Torpak ağırlıklı olarak edebiyat dergisiydi, ODTÜ çalışanlarıyla yaptığımız soruşturma tarzı gazetecilik çalışmaları, akademik yazılara da yer vermiştik. İlk sayının merhaba yazısında “Amacımız insanların ürünlerini, birikimlerini sunabileceği bir ortam yaratmak. Üniversitede daha iyilerini üretebilecek, şu anda da ‘üreten insanlar’ olduğuna inanıyoruz. İnsana olan umudumuzu yitirmedik. Donkişotluğumuzu, aramızdaki iletişimsizliği kırmak için bir girişim olarak görün istiyoruz”. Haziran’da dönem sonuna yetiştirebildiğimiz ilk sayımızı yeterince dağıtacak zamanımız yoktu. Okul tatile giriyordu. Elden satabildiğimizi sattık ve elimizde kalan dergileri tatil için yurttan ayrılırken kapıya bırakıp tatile çıktık. Dönem başında okula döndüğümüzde derginin beklediğimizden çok daha geniş bir kitleye ulaştığını ve etki yarattığını gördük. Çağrımız üzerine dergiye destek vermek isteyen yeni arkadaşlarla ikinci sayımızı bir ay gibi kısa sürede çıkarttık.

Apus ve Sarhoş Gemi
ODTÜ’de artık iki dergi yayınlanıyordu. Üçüncüsü ve dördüncüsü de ardından katıldı. Edebiyat ağırlıklı Apus ve Sarhoş Gemi. İki derginin, ekibi birbirine yakın edebiyata gönül vermiş arkadaş grubundan oluşuyordu. Daha sonra edebiyat ve sanat çalışmalarını sürdürecek Barış Bıçakçı, Bora Ercan, Suat Kemal Angı, Ali Pekşen, Bayram Keten gibi isimler bu dergileri üretti.

Abra’da buluşmak
1990’la birlikte 12 Eylül 1980 Askeri darbesinin yarattığı baskı dolu dönemden çıkış için toplumsal muhalefetin sesinin daha gür çıktığı döneme girildi. Faili meçhullerin yaşandığı, 1996’da Susurluk Skandalı’yla iyice gün yüzüne çıkacak devlet – mafya ilişkilerinin ülke siyasetini güdümüne aldığı başka bir karanlık dönem başlıyordu. Gençlik hareketi 80’lerin ikinci yarısından itibaren hareketlenmeye başlamıştı. ODTÜ’de de yeni iletişim kanalları zorlanıyor, kitleselleşme çalışmaları başlıyordu. Abra dergisi bu ortamda doğdu. Katılım ve Torpak dergileri yeni ortak bir dergi oluşumu için faaliyetlerine son verdi. Yeni dergi çalışmaları için yapılan çağrılar sonrası 1991 yılının başlarından itibaren geniş katılımlı toplantılar düzenlendi.
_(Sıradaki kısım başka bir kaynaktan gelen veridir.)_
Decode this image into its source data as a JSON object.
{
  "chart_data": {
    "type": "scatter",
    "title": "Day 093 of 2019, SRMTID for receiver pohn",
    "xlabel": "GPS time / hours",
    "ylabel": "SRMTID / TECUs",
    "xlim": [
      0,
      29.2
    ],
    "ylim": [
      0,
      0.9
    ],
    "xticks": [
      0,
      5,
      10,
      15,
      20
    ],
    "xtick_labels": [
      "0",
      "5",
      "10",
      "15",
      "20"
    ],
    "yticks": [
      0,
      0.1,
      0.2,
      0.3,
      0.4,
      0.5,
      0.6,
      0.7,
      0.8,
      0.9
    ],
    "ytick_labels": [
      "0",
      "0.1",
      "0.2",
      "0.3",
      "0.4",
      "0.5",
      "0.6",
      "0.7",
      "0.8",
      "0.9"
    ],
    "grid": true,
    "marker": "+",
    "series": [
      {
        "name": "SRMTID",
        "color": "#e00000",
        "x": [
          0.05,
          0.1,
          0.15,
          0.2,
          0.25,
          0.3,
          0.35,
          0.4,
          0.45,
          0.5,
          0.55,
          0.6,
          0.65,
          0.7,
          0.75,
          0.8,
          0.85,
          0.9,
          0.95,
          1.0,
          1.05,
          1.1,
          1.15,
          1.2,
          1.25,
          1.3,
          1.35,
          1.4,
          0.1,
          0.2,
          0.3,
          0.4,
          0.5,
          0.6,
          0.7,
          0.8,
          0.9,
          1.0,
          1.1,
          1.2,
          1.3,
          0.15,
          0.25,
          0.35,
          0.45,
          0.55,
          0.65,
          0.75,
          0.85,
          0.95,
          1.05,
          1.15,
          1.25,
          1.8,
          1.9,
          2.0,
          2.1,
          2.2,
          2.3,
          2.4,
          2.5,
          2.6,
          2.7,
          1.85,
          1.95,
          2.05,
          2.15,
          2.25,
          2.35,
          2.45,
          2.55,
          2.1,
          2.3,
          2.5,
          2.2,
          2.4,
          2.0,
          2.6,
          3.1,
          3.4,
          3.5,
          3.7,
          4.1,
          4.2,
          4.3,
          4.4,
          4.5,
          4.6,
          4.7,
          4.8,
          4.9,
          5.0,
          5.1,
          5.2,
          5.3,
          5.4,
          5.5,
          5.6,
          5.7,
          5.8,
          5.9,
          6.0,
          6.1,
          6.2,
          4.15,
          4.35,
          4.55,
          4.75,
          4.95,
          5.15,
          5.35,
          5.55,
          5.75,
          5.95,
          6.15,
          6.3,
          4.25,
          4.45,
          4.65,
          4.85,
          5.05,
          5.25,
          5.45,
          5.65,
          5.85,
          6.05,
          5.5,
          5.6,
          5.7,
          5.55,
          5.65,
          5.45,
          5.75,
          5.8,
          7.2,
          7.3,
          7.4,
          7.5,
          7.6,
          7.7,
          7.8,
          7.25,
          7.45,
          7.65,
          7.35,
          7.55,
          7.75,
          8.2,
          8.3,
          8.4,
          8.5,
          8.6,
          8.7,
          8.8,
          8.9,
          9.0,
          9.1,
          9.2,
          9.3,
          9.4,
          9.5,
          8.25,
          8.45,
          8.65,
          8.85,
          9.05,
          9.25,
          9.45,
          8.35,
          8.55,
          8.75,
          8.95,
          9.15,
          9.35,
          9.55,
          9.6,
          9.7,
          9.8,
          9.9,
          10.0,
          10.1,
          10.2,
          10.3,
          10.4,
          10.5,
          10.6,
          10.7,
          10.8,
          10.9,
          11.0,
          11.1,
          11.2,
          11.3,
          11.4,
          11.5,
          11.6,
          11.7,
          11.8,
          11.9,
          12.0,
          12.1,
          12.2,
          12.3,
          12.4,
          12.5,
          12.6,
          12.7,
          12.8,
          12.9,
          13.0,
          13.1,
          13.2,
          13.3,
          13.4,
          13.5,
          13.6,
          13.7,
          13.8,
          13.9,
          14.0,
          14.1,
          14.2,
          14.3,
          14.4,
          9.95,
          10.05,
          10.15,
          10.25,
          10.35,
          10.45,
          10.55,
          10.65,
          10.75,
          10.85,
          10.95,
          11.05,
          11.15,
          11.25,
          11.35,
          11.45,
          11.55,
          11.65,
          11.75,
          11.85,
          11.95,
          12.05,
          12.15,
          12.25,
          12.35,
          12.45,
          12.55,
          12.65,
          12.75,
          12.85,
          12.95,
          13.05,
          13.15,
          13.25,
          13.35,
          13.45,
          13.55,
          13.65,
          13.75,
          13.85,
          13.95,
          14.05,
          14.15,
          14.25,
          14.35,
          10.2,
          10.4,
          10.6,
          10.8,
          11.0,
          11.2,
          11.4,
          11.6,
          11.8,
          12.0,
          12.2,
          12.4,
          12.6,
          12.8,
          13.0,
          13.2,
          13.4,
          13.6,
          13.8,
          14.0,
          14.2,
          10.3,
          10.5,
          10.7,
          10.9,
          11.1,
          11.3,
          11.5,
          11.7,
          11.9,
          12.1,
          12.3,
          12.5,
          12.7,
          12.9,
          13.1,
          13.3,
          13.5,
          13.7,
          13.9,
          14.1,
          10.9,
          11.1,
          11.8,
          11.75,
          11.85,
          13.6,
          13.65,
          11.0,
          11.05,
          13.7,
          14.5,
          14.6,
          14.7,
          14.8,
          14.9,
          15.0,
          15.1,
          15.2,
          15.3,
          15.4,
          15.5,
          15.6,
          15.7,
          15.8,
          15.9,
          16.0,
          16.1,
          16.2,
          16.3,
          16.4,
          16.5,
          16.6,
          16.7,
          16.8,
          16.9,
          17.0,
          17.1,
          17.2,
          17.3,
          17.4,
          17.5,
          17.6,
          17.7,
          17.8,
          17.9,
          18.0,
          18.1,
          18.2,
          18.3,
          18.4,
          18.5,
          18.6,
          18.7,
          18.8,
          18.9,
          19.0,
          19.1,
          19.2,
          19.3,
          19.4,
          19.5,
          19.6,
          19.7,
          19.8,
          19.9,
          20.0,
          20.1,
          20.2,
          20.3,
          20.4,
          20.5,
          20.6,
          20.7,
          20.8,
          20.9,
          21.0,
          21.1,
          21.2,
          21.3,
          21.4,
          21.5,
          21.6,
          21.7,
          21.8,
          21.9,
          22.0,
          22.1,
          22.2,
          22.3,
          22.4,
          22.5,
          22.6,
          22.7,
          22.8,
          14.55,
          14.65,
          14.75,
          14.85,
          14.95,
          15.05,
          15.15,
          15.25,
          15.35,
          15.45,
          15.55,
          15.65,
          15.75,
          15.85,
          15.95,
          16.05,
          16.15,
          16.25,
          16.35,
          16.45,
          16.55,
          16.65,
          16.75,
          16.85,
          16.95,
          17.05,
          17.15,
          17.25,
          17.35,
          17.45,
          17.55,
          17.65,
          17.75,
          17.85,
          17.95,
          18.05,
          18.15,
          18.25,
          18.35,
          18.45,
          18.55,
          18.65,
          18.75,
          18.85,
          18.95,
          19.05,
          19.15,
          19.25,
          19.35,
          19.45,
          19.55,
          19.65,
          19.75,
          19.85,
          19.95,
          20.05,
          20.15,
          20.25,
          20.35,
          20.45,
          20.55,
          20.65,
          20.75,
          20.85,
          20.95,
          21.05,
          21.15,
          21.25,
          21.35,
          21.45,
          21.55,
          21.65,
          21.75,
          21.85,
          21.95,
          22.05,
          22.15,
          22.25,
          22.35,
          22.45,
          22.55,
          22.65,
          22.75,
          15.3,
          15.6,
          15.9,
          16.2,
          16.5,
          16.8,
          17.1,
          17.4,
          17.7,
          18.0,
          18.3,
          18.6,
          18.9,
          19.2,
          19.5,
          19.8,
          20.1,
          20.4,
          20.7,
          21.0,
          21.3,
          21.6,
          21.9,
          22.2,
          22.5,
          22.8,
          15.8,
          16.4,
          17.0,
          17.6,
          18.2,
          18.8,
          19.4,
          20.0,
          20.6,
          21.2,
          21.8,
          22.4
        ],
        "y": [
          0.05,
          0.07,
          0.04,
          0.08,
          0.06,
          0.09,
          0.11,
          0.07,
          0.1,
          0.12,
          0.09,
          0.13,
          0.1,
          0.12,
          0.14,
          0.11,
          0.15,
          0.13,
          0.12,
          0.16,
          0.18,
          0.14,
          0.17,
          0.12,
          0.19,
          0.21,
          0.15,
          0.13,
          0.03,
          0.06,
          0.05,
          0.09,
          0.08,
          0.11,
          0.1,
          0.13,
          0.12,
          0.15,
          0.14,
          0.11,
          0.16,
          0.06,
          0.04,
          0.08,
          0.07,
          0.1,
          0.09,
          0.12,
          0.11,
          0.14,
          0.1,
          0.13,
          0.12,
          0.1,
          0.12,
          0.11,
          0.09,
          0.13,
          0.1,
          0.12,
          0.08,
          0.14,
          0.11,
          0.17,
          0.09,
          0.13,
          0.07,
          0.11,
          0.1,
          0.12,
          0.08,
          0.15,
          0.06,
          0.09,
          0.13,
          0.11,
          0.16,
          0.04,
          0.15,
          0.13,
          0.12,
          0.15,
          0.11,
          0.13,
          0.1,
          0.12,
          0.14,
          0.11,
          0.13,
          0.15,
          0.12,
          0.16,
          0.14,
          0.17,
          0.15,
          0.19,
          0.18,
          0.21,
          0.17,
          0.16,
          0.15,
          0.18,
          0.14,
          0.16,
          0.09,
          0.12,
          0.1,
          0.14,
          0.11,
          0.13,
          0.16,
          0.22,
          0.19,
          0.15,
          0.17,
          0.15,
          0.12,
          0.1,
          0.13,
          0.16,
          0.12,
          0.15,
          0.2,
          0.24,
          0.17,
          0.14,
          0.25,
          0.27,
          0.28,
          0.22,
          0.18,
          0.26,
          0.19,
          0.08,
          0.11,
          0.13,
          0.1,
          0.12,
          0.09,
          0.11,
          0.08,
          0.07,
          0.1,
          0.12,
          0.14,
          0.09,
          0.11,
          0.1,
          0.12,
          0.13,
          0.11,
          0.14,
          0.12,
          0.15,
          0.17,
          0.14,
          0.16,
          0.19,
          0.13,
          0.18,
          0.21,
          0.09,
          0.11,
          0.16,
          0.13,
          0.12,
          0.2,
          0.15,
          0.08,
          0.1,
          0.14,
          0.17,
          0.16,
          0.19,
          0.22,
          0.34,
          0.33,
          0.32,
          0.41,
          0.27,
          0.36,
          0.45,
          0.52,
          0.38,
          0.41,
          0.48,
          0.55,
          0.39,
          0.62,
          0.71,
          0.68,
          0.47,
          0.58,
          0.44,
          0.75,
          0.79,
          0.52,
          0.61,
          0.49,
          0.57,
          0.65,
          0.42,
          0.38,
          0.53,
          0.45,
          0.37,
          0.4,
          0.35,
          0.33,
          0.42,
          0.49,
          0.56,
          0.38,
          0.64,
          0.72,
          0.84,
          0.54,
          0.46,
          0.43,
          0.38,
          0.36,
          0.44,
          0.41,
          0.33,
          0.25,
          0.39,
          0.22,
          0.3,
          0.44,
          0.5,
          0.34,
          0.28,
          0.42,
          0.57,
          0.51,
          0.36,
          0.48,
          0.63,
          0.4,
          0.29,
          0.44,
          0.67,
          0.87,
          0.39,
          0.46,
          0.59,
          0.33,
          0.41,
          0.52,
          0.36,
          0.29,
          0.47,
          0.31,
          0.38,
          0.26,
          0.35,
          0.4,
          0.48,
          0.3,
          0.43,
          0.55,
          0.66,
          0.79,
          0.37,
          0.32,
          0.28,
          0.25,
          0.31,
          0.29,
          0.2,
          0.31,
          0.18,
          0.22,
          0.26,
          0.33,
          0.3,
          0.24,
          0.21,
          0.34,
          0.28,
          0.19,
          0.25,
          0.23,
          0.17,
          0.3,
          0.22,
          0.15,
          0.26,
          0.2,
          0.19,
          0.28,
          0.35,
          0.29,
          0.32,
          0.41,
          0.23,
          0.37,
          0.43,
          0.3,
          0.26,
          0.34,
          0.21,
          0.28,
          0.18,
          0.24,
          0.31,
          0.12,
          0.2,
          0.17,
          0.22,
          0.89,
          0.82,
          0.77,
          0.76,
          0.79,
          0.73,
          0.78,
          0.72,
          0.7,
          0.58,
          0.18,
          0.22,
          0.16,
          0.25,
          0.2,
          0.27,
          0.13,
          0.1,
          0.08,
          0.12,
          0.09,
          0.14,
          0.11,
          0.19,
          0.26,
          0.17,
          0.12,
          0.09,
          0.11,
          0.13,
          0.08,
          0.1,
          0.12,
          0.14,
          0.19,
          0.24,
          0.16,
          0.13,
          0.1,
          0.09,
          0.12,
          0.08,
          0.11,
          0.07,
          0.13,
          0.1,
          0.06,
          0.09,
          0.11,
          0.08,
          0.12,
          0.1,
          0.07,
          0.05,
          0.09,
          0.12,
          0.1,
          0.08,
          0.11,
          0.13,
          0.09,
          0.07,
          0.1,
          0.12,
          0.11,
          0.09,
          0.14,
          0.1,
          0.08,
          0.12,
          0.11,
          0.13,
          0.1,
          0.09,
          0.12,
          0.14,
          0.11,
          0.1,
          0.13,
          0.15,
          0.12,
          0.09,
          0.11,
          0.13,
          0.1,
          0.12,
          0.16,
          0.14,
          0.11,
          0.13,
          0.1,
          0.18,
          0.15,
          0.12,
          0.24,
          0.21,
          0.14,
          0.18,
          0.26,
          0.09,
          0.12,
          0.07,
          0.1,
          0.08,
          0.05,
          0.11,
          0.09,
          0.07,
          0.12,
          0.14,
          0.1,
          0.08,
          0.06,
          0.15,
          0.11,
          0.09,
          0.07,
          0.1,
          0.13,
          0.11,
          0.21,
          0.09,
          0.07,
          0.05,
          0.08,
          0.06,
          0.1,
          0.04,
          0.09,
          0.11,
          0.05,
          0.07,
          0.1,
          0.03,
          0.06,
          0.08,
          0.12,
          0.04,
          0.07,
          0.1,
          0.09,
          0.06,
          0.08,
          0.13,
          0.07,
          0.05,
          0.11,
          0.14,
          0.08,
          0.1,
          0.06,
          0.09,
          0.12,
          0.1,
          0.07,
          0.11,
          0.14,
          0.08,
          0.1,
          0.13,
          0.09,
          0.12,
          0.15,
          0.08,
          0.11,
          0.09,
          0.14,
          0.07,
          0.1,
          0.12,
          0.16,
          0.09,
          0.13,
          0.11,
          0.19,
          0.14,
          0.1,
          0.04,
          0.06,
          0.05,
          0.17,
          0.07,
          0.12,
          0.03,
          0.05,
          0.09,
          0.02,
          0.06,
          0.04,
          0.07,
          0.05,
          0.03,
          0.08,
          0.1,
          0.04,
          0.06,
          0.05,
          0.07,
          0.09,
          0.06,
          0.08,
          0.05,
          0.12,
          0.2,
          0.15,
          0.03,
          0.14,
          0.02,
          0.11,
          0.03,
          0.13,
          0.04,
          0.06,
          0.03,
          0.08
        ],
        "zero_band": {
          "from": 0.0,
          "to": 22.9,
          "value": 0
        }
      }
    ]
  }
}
15 Mayıs 1991 günü Abra’nın ilk sayısı yayınlandı. Giriş yazıları Torpak ve Katılım dergilerinin yeni dergiye neden gerek duyulduğuna dairdi. Katılım adına yazıya imzasına atan Kaya Özkaracalar şöyle diyordu:
“ODTÜ’deki bütün demokrat öğrencilere seslenen, onların katkılarına açık. Çok seslilik ve çeşitlilik içinde birlik ilkelerini baş tacı eden, gönüllük ve eşit haklılık temelinde tam demokratik olarak işleyen bir dergi çıktığı sürece Katılım’ın yayını durdurmayı ve kaynaklarımızı yeni dergiye aktarmayı 23 Nisan 1991 tarihinde yaptığımız toplantıda kararlaştırdık.”
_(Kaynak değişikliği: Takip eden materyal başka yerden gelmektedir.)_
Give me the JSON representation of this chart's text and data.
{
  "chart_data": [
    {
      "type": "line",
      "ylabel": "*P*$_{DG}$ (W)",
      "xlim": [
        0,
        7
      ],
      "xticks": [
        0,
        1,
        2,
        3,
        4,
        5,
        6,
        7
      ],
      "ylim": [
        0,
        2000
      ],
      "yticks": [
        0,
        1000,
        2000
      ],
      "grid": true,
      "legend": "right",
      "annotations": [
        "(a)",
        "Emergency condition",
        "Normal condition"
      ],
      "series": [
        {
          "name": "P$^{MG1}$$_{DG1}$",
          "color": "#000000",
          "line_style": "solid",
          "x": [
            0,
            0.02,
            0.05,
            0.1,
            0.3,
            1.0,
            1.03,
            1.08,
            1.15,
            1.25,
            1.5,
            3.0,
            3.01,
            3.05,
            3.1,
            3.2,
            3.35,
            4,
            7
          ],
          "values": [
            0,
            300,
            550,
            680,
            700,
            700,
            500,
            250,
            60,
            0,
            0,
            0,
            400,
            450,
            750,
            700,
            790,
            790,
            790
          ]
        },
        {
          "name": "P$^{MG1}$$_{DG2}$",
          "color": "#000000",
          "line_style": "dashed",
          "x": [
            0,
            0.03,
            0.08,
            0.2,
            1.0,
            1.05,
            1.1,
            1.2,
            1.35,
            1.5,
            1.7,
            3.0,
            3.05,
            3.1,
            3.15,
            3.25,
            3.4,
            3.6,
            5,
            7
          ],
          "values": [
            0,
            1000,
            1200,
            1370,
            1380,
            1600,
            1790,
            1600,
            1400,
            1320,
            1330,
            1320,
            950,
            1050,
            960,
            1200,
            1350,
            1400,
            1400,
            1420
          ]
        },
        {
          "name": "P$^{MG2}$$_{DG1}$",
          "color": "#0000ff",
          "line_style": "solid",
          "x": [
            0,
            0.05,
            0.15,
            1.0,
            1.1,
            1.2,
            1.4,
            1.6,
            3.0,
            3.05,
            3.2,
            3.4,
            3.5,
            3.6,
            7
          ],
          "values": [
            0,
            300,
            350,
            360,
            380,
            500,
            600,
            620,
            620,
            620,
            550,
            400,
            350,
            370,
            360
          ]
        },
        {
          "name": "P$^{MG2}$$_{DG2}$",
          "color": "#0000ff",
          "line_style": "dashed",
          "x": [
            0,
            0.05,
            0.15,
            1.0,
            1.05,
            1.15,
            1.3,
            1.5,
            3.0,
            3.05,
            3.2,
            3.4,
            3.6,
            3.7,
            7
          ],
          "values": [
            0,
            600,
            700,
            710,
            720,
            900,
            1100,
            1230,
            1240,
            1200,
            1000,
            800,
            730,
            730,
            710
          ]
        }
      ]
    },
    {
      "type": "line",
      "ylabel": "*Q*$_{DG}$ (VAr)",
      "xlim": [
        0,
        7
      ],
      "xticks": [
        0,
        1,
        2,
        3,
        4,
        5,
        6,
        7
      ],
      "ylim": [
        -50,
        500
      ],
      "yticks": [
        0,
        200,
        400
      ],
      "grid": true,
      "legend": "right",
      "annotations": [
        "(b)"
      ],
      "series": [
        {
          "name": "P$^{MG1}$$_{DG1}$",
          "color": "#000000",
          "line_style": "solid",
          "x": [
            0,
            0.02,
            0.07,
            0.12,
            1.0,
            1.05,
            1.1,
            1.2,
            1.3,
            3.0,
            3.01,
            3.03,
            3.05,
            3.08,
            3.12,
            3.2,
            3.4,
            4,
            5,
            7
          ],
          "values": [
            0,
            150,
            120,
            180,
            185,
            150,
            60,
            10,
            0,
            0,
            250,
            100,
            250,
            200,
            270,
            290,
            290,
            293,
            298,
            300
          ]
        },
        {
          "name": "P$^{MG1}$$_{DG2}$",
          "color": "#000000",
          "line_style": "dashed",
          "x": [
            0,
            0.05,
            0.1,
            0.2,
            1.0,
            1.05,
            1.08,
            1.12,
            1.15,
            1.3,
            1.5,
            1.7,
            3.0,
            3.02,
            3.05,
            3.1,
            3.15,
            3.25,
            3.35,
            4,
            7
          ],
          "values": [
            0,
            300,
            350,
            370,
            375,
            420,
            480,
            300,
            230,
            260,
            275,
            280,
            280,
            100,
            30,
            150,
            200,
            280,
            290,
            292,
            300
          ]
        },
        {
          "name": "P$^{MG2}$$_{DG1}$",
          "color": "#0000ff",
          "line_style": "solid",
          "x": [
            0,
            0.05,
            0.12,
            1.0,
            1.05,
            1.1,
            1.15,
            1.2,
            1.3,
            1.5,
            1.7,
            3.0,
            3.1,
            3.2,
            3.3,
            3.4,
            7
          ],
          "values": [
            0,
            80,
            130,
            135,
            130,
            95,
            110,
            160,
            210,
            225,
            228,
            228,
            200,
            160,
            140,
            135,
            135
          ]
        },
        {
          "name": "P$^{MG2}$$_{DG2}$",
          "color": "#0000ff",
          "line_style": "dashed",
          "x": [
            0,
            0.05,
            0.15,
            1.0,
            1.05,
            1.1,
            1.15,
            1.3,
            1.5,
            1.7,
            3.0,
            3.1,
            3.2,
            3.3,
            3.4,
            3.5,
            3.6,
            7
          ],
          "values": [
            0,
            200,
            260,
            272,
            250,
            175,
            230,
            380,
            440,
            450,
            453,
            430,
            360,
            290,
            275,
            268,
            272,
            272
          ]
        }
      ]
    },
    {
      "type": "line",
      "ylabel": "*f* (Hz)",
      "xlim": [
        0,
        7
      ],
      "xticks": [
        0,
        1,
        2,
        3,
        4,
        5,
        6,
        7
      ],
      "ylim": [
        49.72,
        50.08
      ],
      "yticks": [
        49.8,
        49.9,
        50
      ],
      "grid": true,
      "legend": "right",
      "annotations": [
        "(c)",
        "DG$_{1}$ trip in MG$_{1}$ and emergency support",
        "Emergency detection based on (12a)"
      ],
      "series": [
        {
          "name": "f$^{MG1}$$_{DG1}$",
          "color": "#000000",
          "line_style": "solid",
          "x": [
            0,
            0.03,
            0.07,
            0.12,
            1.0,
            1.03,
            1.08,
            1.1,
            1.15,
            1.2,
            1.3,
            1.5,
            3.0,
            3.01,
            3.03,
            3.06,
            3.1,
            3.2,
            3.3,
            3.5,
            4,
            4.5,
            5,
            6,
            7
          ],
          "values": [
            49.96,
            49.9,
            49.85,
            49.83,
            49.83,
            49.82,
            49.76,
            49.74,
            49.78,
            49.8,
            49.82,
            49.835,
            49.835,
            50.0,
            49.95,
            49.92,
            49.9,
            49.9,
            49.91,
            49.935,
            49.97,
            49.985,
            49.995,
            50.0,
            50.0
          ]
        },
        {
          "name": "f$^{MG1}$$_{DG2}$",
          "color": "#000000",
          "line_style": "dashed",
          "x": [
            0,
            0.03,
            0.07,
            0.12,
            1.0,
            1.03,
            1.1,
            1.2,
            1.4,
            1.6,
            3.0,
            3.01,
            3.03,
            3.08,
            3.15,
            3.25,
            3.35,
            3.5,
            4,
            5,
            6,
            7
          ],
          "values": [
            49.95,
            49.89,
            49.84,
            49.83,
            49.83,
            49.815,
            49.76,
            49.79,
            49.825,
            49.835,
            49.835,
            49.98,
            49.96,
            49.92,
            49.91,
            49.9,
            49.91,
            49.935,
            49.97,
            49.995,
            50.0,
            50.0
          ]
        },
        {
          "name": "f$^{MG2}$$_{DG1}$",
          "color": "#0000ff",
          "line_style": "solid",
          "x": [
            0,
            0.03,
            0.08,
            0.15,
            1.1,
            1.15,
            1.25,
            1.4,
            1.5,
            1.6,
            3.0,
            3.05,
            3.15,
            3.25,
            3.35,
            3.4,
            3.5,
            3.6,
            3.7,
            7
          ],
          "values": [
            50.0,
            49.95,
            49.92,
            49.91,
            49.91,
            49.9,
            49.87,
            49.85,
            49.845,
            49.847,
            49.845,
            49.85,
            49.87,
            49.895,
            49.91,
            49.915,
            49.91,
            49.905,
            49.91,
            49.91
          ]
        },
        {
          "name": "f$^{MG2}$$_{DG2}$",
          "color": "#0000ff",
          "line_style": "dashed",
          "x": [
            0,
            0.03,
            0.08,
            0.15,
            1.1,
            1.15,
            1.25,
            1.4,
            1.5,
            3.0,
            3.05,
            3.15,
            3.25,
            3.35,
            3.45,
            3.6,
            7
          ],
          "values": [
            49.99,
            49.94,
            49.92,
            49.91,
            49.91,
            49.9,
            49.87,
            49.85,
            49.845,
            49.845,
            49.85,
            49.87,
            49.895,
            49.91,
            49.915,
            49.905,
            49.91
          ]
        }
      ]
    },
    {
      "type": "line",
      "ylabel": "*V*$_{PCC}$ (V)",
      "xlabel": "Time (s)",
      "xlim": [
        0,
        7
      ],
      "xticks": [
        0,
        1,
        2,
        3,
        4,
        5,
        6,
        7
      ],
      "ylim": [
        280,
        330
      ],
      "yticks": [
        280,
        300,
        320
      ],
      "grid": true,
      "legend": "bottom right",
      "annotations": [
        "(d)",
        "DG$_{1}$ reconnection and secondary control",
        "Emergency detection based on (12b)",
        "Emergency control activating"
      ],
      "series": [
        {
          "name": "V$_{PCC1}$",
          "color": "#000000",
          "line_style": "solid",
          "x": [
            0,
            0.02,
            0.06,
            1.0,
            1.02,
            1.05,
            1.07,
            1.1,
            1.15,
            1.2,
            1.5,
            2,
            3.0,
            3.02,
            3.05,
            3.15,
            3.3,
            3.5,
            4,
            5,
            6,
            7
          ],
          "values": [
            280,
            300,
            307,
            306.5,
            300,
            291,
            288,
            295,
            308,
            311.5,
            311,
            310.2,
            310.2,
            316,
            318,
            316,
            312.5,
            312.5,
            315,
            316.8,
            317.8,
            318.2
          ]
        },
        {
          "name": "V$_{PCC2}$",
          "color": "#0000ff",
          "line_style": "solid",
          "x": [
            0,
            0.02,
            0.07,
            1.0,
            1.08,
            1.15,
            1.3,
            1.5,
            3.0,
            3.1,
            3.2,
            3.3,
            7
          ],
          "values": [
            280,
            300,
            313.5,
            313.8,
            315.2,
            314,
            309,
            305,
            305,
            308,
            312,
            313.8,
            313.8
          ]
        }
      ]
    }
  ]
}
Toprak dergisi adına kaleme alınan yazıda da yeni dergiden beklenenin “üniversitede en geniş demokrat kitleye ulayarak birlikte karar alma sürecine katkıda bulunmak” olduğu belirtiliyordu.
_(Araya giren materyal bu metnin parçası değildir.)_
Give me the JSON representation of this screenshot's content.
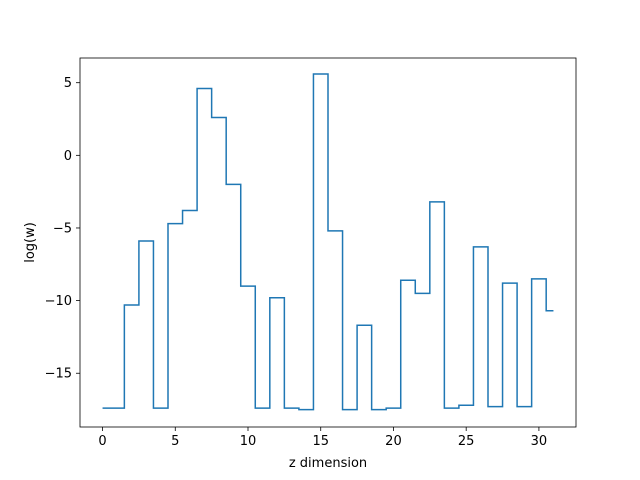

“Teraziyi dengelemek için hafif gelen kefesine konulan ağırlık” anlamına gelen Abra, bu ilkelerle yola çıktı; kurucu kadro yavaş yavaş mezun olup ODTÜ’den ve dergiden uzaklaşsa da yeni katılımlarla 1996 yılı sonlarına kadar yayınını sürdürdü.